調査リポート
» 2011年12月08日 21時28分 UPDATE

調査リポート:未成年者の携帯利用意識、デジタルアーツが調査

未成年者のスマートフォンの所有率や携帯利用に関する家庭のルールなどをデジタルアーツが調査した。

[ITmedia]

 フィルタリングソフトなどを提供するデジタルアーツは12月7日、未成年者の携帯電話・スマートフォン使用実態調査の結果を発表した。調査はインターネット協会監修のもと、11月18、19日の両日、全国の10歳から18歳の男女を対象に実施。有効回答は1236人。

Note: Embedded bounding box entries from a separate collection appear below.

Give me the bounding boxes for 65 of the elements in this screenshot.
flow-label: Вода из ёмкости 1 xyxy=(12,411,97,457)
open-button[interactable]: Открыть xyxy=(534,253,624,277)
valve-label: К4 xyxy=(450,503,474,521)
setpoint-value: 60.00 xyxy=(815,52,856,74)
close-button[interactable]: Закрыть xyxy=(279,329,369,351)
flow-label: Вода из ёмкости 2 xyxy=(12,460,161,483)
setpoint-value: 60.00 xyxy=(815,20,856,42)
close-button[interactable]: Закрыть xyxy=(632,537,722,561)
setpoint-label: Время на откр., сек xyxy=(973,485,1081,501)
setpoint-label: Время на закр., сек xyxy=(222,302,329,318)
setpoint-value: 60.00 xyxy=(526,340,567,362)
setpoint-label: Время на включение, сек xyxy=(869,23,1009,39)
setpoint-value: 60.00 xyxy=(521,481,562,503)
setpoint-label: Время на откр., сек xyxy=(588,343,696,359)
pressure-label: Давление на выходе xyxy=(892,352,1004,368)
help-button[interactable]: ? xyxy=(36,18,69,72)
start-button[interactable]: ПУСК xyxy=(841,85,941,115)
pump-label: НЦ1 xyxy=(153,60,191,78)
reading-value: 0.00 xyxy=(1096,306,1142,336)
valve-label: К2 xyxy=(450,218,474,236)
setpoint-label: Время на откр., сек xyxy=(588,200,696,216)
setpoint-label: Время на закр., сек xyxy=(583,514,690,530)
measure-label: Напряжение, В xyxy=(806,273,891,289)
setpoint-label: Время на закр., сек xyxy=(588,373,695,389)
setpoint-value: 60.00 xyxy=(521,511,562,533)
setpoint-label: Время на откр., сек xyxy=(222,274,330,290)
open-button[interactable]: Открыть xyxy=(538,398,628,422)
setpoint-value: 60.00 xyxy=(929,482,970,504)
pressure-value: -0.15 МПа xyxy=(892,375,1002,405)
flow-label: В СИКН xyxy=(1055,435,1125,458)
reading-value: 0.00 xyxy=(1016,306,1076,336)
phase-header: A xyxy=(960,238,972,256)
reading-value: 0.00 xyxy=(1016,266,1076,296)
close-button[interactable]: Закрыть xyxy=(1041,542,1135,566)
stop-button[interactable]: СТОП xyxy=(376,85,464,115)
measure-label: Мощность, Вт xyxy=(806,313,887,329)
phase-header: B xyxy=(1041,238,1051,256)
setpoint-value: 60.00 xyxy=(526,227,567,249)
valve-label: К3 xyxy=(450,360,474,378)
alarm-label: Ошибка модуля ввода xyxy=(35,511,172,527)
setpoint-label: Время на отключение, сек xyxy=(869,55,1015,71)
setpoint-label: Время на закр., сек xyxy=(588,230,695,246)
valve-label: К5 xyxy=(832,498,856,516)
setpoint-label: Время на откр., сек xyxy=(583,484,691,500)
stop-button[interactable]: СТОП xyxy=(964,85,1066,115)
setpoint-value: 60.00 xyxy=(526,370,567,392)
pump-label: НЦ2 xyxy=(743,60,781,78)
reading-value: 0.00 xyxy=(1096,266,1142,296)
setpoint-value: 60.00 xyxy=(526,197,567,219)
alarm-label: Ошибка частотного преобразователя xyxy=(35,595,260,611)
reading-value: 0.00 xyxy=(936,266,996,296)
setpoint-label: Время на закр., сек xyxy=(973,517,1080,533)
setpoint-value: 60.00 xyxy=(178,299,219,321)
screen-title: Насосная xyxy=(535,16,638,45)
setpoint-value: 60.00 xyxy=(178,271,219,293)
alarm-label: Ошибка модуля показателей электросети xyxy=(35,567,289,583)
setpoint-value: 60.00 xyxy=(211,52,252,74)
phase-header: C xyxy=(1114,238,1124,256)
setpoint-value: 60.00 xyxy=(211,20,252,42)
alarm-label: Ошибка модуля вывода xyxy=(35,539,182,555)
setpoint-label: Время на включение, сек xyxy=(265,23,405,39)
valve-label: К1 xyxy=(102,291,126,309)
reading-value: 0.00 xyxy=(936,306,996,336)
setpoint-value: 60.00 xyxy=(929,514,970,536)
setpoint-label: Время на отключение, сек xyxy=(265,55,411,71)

所有端末の動向――スマホ率はまだ低いが、将来の利用意向は高い

 所有する端末に関しての調査では、調査対象全体の71.0%がフィーチャーフォンを持っており、スマートフォンの所有者は14.4%にとどまった。スマートフォンのうちAndroidユーザーは7.7%、iPhoneユーザーは6.7%だった。スマートフォンの所有率は年代が高くなるほどに高く、高校生の14.8%がAndroid端末を、12.1%がiPhoneを所有していた。また、現在スマートフォンを使用していない回答者の64.2%が、スマートフォンの今後の利用を希望した。

 スマートフォン所有者に最も利用されているアプリは「ゲーム」で、アプリ利用の経験がある回答者のうち75.4%がよく使っているアプリと回答した。このほか、「趣味」が41.1%、「SNS」が40.6%と続いた。

家庭内の利用ルール、年代により異なる傾向

 家庭内で携帯電話の使用についてルールがあるかという質問には、スマートフォン非所有者の70.9%が「ある」とした一方、スマートフォン所有者は「ある」としたのが39.9%にとどまった。スマートフォンユーザーは比較的自由に端末を利用しているといえそうだ。

 つづいて、利用ルールの内容を見ると、全体として小学生は「インターネットをしない」「通話は家族と連絡をする時だけ」といった用途の制限に関するルールが多く、中学生では「チェーンメールは転送しない」「ネット上で悪口/個人が特定できる情報を書き込まない」など情報モラルに関するルールが特に多かった。高校生では男女ともに「毎月の料金に制限がある」という回答が多く、用途や情報モラルに関するルールは少ない傾向がみられた。

ネット上の友達との出会い 高校生の6割が経験

 インターネット上で知り合った友達の有無を聞くと、全体の26.1%が「いる」と答えた。また、高校生においては「いる」傾向が高く、60.0%となった。

 ネット上に友達がいるとした回答者の中で、実際にその友達と会ったことがあるかを聞くと、「会ったことはない」は44.9%、「会ってみたいが怖いのでやめている」は11.5%だった。一方、「一人で会いに行った」という回答者も27.6%存在した。

 インターネット上の友達とどこで知り合ったかについては、35.3%が「自分のブログ」と回答し、最多となった。男女別に見ると、男子は26.1%、女子は42.2%と、ブログで知り合う割合いは女子の方が高い。第2位は「mixi」で29.1%、第3位は「オンラインゲーム」で24.8%、第4位は「Twitter」で24.5%となった。なお「オンラインゲーム」という回答では、男子が34.1%、女子が17.8パーセントと、ブログと並んで男女差が大きかった。

インターネット上でのトラブル経験率

 インターネット上でのトラブル経験者は全体の10.8%。高校生では23.3%、スマートフォン所有者では18.5%がトラブル経験ありと回答した。また、トラブルが起きた場合に保護者に相談しないとした未成年者は、全体の5.3%いた。にその理由を聞くと、「相談すると使わせてもらえなくなる」が46.2%、「保護者が自分より知識がないから相談しても仕方がない」が44.6%、「自分で解決できる自信がある」が35.4%だった。

 現在、携帯電話・スマートフォンのフィルタリングを利用しているのは、全体の40.6%だった。高校生やスマートフォン所有者でフィルタリング使用者が少なく、特にスマートフォン所有者では27.5%にとどまった。

 フィルタリングを利用しない理由は、「自由に見たいサイトが見られない」という回答が50.6%で最多だった。また「フィルタリングがなくても危険な目に合わないと思う」という回答が31.1%で第2位となった。